I think, as a civilised nation, we need to urge the mainstream media to show a degree of responsibility in how they report sensitive items of news about how much money middle-class and upper-class people make. Is it really helpful to report that hard-working and deserving billionaires were rewarded for their industry and ingenuity with a profits bonanza during lockdown?
Is it absolutely necessary to report that the chief executive to employee pay ratio was 63:1 in the first few months of 2022? And that this was double what it had been last year? When these numbers are reported baldly it can led to jealousy of the sort that trade unions exploit ruthlessly. The media really needs to show restraint. Perhaps newspaper proprietors could be a little more judicious in their recruitment policies.
And can someone please have a word with Rupert Murdoch about publishing his rich list every year? When we’re trying to get the punters to be fiscally responsible it doesn’t really send out the right message. Can’t we toss him a peerage or ask Her Majesty to receive him? Perhaps we could give him an exclusive the next time we invade someone.
Regrettably, I think our long and wretched experiment with providing educational opportunities for the lower orders has run its course. This seemed like a good idea at the time, especially as lots of them had helped us to defeat that Mr Hitler chappie. The only problem with this though – and it's one we ought really to have foreseen – is that we gave out too many of those bloody degrees.
Now they all think they’re middle class just because they’ve got a graduation gown. Now, they’re all swanning around demanding well-paid jobs as though they’d graduated from Oxford. The deluded blighters even want to be senior officers in the army and have senior civil service jobs, begad. They’ll be wanting to be High Court judges next and captain the England cricket team.
It’s the doctors and dentists I really feel sorry for. Their parents work their fundaments off to get them private tuition and a place at St Aloysius or Kelvinside. Then they spend six years of hard study and gruelling gap years in Kathmandu. The least they can expect is to be paid significantly more than those damned train drivers. It doesn’t matter that they’ll go on to make substantial six-figure salaries doing private medicine. To know that for an entire year Wullie and Betty in the council estate with their garden trampolines and their Sky Sport subscriptions and their pit bulls will be earning the same as them must be very dispiriting.
In extreme cases it might lead to children in Newton Mearns seeking careers in the railways or refuse collection. It could soon catch on and then, well … what would be the point of fee-paying schools if Phoebe and Sebastian just want jobs in the Hi-Vis sector with lots of time off? The bloody country would grind to a halt and we’d be sitting ducks for Putin and the Chinese.
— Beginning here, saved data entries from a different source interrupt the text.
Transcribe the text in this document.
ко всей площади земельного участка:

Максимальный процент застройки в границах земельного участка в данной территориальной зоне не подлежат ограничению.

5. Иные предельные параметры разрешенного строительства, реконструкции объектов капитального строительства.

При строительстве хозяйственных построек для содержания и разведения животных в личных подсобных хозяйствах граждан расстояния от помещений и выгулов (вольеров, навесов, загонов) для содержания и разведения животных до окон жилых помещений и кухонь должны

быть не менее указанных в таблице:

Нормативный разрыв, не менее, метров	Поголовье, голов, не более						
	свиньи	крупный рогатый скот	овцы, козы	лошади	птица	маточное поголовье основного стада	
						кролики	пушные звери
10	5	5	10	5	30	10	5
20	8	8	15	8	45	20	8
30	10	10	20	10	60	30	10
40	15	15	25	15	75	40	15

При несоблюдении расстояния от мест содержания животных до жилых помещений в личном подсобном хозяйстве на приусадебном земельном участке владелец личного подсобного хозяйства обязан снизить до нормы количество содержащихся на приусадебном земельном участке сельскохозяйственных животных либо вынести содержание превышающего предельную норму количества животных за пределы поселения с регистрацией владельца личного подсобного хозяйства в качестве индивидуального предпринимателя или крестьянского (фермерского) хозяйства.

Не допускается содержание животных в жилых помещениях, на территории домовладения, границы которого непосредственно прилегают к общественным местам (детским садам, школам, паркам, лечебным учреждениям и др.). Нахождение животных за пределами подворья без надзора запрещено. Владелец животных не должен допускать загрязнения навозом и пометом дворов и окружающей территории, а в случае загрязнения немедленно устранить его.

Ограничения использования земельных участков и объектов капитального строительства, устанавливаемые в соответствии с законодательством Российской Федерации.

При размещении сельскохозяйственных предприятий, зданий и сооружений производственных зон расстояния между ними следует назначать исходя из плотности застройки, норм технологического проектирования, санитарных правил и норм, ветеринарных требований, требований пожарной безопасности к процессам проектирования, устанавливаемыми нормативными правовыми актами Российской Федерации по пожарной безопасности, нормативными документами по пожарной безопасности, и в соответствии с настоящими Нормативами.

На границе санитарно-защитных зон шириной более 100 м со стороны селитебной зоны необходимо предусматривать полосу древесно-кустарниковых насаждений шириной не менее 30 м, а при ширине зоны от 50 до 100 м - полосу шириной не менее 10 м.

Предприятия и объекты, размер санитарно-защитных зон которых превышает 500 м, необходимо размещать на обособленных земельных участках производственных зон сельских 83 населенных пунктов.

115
We need to phase out trade unions with imaginative deployment of existing sedition laws. Then we replace them with regional boards of fiscal responsibility. These would have the right sort of people: professionals who know how to handle money and the consequences of having too much of it like accountants, lawyers and retired academics. Perhaps we could get the John Smith Centre or a corporate lobbying firm to start spreading the message.